The soccer news starts with a foregone conclusion. The big clubs in Europe will eventually get what they want one way or another. It might not be as straightforward as they'd like, but they're the ones holding the power.
AP's Graham Dunbar has the follow-up to reports that the rest of the European clubs aren't necessarily interested in a revamped Champions League. No surprise there. The de facto super league wouldn't do much for them except all but lock them out of Europe's premier club soccer competition. Instead, they'd prefer something a bit more fair. Soccer as meritocracy still exists in European soccer even if it's tough to recognize these days. Win enough games, and eventually the Champions League awaits. That's the carrot that allows clubs and their fans to dream of better days.
Meanwhile, the already elite would prefer to stay that way. Creating a Champions League in their image is one possibility. So is breaking away entirely and forming their own competition. That remains the central threat to European club soccer as we know it, and it's highly unlikely that the desires of the rest of the club changes that. What those clubs can do, apparently, is postpone a decision.

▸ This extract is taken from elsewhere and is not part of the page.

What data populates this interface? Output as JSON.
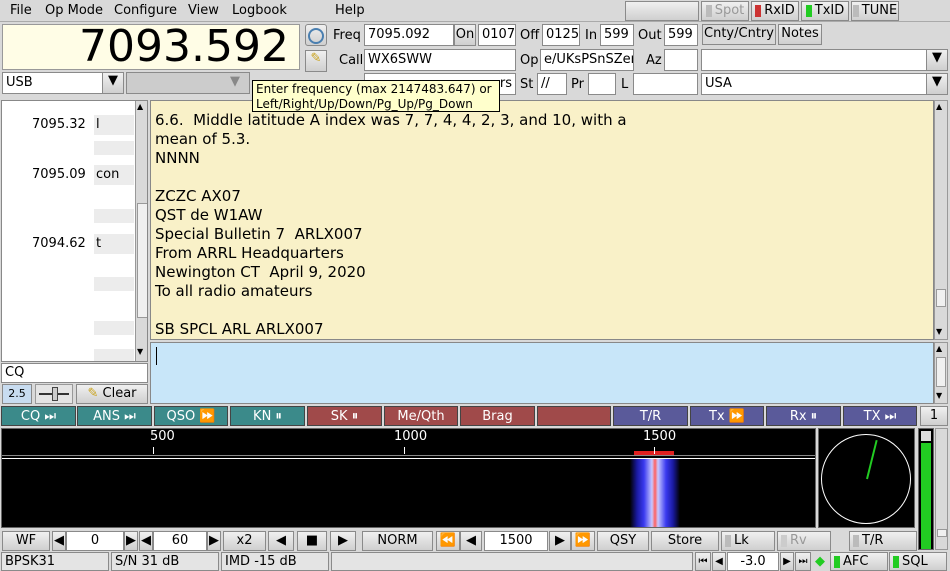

Whatever plan eventually "arrives at the finish line" to borrow European Club Association and Juventus president Andrea Agnelli's phrase will either appease the super clubs or at best serve as a placeholder. Eventually, the elite teams will act in their mutual best interest in a way that continues to push towards a super league. That much should be clear to anybody paying attention. We already know how much UEFA is likely to bend in reorganizing the Champions League to suit the biggest clubs.
How much outrage this produces from the rest of the European clubs is the question. There's a scenario that has local clubs better off not competing with the global brands. Like the super league itself, that's a theory. So is revamping all of European soccer through salary caps, changing the distribution of money, and setting an equitable playing field. It's a safe assumption that the super clubs are more interested in pushing forward with more of what they already have. It might be later than sooner, but it's an equally safe assumption that they'll get what they want.
The Manchester Evening News' Stuart Brennan argues that Manchester City has an advantage coming out of the September international break. FourFourTwo's Andy Mitten looks at Manchester United's search for a sporting director. iNews' Will Magee talks to Schalke coach David Wagner.